SOCIAL media was recently abuzz with condolences of the late Mutare-based medical doctor, Mthabisi  Nembaware and Masvingo-based artiste, Garry Mapanzure.

Both were victims of road traffic accidents in the provincial capitals where health facilities are expected to be modern and able to offer advanced health care.

It is very easy to lose lives in this world and failure to upgrade health facilities is merely shooting ourselves in the foot.

The fallen comrades should, however, rest in peace.

Had both of them managed to receive emergency medical services, probably they could be breathing today.

It is not funny when we advocate decent medical services in our country as the health service calamity can befall anyone who is a citizen of our nation.

One of the 1978 Almer Ater Declarations is that health is a fundamental human right which should never be breached.

No country should boast of a sound health delivery system without a strong primary healthcare ecosystem.

Questions still linger in my head as to why our health system continues to nose-dive despite a long list of office bearers who report for duty on a daily basis.

We have many directors who enjoy huge perks, provincial medical directors, district medical officers who are physically on the ground, alas, our health delivery system is on a downward trend.

The poignant state of public healthcare facilities should be condemned as hospitals should not be death hubs.

The level of understaffing is disheartening, staff motivation is at its lowest, while the unabated brain drain continues to threaten the viability of the already strained health delivery system.

Is it that we have sedulous and godawful office bearers and is it not time to consider meritocracy at the expense of favouritism, nepotism and patronage?

In  2007, the World Health Organisation came up with six building blocks for a sound health delivery system.

Health service delivery, health workforce, financing, leadership, drugs and medicines and information systems are all critical components that should remain standing if any nation is to have a sound health delivery system.

The challenges we face as Zimbabwe can still be traced to the six building blocks and chief among them are the demotivated health workforce and poor health financing.

Zimbabwe continues to lose critical staff for greener pastures with more than 5 000 healthcare workers having strolled away in the last 18 months.

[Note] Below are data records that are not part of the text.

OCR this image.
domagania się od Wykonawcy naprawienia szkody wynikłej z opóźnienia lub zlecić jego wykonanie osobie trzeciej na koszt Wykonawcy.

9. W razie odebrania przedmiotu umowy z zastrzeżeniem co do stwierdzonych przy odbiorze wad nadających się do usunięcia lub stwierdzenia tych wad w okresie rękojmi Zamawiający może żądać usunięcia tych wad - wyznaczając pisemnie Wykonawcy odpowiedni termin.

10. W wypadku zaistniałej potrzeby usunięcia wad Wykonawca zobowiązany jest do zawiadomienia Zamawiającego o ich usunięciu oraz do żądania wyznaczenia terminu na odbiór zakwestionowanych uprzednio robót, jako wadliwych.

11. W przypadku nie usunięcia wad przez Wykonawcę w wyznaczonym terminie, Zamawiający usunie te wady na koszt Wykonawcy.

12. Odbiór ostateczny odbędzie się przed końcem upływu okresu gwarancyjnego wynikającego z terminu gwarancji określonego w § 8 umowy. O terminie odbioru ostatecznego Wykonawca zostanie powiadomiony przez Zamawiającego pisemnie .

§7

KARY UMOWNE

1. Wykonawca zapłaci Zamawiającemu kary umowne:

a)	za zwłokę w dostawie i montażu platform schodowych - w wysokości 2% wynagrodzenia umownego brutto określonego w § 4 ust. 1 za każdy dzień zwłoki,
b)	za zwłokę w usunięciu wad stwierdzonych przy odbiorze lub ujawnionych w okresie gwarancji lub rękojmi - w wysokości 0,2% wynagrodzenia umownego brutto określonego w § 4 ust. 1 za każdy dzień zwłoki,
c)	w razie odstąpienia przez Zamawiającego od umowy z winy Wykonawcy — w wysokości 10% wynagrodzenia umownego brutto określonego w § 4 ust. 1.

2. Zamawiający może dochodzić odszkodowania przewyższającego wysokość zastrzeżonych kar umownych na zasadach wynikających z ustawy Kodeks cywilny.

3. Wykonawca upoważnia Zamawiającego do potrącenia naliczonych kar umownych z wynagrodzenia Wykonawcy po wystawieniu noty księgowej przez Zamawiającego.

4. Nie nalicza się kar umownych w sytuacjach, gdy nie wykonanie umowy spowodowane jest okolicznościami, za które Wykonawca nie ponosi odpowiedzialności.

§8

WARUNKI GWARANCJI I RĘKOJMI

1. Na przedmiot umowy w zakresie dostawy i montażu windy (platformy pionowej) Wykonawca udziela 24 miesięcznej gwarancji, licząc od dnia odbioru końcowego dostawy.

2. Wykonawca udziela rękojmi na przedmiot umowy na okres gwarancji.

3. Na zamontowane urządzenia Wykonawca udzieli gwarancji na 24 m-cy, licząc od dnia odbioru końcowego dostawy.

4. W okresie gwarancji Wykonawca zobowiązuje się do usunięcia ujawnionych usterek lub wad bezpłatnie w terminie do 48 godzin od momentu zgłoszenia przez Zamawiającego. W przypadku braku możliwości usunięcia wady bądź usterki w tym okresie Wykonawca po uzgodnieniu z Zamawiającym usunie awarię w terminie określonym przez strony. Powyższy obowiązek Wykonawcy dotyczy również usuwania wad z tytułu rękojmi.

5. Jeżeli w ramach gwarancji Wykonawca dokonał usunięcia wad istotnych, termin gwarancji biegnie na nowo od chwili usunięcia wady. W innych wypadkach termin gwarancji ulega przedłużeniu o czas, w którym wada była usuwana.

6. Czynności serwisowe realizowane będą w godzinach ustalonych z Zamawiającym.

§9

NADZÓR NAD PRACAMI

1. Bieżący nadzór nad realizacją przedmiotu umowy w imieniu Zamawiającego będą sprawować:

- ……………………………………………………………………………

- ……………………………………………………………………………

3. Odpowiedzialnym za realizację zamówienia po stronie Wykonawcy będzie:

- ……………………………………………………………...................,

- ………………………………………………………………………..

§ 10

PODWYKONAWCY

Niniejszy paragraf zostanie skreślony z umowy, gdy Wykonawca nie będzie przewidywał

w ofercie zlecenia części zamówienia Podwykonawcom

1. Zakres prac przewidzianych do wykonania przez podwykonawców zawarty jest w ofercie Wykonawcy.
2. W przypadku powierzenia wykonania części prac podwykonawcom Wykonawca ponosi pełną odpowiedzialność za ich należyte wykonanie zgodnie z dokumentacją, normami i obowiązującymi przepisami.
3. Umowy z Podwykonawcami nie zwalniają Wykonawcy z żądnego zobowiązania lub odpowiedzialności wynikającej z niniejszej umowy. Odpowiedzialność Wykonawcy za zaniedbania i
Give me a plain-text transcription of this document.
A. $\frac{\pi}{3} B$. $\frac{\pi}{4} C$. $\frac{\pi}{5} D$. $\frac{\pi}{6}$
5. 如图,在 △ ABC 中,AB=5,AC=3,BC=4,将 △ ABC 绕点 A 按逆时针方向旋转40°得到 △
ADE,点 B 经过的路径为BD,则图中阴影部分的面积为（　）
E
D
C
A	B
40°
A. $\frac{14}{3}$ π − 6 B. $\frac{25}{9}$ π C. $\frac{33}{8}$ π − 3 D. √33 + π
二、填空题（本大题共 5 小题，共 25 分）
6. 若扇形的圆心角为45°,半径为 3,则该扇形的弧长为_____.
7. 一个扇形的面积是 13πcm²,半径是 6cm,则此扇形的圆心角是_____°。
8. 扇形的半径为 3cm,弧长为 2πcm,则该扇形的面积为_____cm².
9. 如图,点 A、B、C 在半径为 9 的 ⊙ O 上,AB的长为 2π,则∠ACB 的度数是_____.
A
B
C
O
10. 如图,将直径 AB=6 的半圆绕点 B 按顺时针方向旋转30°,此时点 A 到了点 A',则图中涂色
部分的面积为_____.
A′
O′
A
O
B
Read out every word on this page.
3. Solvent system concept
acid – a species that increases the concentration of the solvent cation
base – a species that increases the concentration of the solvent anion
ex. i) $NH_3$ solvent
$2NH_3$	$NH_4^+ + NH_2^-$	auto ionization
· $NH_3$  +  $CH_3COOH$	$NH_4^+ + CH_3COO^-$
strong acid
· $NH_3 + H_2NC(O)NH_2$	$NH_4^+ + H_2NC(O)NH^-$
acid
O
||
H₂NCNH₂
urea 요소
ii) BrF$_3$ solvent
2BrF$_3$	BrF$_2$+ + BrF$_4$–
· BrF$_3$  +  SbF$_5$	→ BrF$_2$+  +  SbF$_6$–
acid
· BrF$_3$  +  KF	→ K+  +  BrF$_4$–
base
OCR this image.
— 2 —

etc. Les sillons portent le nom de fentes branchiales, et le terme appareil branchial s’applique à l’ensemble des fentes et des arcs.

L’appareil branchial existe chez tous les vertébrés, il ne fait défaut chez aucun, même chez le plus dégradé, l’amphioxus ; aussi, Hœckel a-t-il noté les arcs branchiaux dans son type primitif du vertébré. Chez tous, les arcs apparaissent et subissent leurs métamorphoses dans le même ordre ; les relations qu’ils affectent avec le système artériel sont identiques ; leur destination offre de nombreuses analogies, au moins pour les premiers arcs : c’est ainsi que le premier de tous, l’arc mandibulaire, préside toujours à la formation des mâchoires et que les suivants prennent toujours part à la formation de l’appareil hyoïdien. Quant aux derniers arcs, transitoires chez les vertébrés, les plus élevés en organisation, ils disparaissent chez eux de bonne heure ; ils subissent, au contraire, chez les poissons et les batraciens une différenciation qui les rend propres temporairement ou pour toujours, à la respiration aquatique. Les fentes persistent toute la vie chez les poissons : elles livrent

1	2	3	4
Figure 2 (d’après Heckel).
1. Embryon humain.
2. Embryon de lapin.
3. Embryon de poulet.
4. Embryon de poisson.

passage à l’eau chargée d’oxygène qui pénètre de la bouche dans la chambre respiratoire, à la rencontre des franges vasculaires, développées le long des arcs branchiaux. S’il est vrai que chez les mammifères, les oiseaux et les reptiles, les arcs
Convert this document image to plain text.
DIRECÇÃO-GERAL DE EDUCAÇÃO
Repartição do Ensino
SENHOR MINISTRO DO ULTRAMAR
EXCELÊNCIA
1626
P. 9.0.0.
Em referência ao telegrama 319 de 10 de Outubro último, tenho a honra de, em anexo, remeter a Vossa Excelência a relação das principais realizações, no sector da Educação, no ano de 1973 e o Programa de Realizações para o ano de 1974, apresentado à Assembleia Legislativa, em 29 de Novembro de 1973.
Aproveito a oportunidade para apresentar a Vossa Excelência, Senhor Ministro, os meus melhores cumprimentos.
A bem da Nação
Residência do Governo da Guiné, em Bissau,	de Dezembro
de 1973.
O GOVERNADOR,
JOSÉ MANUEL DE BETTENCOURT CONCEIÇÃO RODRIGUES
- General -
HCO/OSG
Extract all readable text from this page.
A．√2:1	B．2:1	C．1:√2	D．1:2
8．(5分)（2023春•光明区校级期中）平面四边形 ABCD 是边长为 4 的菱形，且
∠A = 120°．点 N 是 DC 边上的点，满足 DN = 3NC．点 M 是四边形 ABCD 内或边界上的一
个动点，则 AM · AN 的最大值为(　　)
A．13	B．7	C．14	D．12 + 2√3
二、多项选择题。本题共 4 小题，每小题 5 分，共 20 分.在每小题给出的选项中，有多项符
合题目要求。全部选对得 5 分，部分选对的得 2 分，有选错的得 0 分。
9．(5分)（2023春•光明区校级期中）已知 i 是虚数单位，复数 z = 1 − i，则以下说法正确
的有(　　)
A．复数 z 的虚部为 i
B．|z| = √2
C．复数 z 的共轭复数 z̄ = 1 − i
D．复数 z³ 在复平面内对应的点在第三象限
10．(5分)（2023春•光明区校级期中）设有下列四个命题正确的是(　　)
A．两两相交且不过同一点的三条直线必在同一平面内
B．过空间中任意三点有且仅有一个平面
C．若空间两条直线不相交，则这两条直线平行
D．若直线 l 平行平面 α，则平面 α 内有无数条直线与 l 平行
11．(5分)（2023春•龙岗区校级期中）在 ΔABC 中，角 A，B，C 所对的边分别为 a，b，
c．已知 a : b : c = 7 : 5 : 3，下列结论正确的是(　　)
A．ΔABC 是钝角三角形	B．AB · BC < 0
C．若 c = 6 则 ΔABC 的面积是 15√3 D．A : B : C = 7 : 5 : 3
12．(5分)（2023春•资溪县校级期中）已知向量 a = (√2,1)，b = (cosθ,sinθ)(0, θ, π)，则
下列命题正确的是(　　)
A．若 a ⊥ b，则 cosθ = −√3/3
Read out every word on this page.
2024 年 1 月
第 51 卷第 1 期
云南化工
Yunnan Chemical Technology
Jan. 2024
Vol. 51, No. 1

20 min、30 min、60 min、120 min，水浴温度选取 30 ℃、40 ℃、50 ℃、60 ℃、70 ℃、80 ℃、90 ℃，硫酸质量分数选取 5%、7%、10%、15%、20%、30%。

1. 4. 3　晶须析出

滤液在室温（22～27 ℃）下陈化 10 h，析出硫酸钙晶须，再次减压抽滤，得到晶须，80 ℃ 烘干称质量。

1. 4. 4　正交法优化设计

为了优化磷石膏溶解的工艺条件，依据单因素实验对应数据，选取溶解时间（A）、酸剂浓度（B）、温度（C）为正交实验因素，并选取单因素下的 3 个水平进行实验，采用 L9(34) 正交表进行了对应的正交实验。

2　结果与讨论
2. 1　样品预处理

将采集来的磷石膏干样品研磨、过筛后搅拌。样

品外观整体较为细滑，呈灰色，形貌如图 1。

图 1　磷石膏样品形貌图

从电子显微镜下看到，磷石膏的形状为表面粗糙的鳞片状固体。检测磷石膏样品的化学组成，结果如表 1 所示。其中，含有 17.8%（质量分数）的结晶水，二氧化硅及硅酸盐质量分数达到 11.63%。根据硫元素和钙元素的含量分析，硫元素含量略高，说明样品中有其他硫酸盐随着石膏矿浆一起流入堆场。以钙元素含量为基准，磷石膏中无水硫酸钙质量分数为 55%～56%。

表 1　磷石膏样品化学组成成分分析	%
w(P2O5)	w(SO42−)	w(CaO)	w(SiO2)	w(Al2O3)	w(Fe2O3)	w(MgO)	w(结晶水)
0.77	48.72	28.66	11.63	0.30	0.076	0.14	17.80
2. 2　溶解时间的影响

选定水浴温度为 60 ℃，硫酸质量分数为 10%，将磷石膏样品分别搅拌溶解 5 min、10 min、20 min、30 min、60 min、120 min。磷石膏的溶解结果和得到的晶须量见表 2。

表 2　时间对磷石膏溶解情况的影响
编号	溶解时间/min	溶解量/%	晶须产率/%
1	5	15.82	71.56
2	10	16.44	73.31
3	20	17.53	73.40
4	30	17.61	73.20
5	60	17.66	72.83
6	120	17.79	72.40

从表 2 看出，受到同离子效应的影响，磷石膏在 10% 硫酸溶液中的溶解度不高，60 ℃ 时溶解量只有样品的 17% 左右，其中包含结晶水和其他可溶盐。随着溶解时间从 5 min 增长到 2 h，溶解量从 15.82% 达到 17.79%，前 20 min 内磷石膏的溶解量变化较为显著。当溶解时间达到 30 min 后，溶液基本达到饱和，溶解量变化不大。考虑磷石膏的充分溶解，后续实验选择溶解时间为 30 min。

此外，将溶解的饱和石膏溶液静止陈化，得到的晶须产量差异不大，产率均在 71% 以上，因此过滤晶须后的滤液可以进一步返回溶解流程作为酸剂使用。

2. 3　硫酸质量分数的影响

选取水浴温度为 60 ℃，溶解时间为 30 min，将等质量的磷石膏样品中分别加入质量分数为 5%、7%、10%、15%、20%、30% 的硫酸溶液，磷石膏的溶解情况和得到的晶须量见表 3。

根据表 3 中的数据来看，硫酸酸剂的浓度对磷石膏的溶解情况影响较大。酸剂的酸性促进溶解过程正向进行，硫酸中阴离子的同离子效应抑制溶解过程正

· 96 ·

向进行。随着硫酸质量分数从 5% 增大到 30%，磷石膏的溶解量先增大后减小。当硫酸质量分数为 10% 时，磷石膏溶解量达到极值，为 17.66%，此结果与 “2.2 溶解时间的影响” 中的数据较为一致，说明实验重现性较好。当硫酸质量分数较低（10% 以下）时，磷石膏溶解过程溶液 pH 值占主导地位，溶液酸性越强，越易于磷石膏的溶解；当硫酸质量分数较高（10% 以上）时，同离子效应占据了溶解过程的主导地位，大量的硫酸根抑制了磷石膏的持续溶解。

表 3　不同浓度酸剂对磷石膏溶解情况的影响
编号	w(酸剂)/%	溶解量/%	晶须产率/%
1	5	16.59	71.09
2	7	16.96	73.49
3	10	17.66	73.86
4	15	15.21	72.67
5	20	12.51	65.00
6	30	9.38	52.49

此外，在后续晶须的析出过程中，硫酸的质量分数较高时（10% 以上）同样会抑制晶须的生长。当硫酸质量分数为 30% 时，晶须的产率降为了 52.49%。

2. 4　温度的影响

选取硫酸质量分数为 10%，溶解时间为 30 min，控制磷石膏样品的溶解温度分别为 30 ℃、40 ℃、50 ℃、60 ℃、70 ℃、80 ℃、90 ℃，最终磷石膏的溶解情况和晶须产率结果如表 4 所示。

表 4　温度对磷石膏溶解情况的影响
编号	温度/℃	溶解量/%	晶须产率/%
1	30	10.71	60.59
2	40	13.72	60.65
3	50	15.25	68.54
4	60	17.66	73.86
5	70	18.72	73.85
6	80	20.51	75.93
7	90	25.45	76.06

Worker retention strategies should be implemented for the betterment of the nation’s health delivery system which is on the verge of collapse.

Where will we be as a country in the next three years if the brain drain continues at this alarming rate?

Health financing should be increased significantly if we are to be somewhere as a country.

Finance minister Mthuli Ncube should know that the 2023 budget of 11,2% of the fiscus is not enough to cover the basic tenets of health service delivery.

This is against the Abuja Declaration of 2001 that stipulates that at least 15% of the national budget should go towards supporting the healthcare system.

Health financing should, therefore, be improved. It is not pleasing to note that many public hospitals are short of basic sundries like gloves, syringes, suture material, cannula, fluid giving sets, catheters among many others.

I was at Norton Hospital at one time with a relative who required admission.

The hospital was in a sorry state and I had to dash to one of the nearby pharmacies to buy syringes and gloves.

Many other patients were tasked to purchase the requested sundries on their own, a development which is not only time-wasting, but also retrogressive.

With public health matters taking a toll on many people in the country, primary health care should be strengthened in the country.

Theatres should be well-equipped as well as public pharmacies that should at least have basic life-saving drugs.

Let the country move in the right direction for the betterment of everyone.

Let unity of purpose prevail as the country is in the midst of National Development Strategy 1, which runs from 2021 to 2025.

A good political will is all what is required to achieve Vision 2030.

  •  Johannes Marisa is president of the Medical and Dental Private Practitioners Association of Zimbabwe. He writes here in his personal capacity.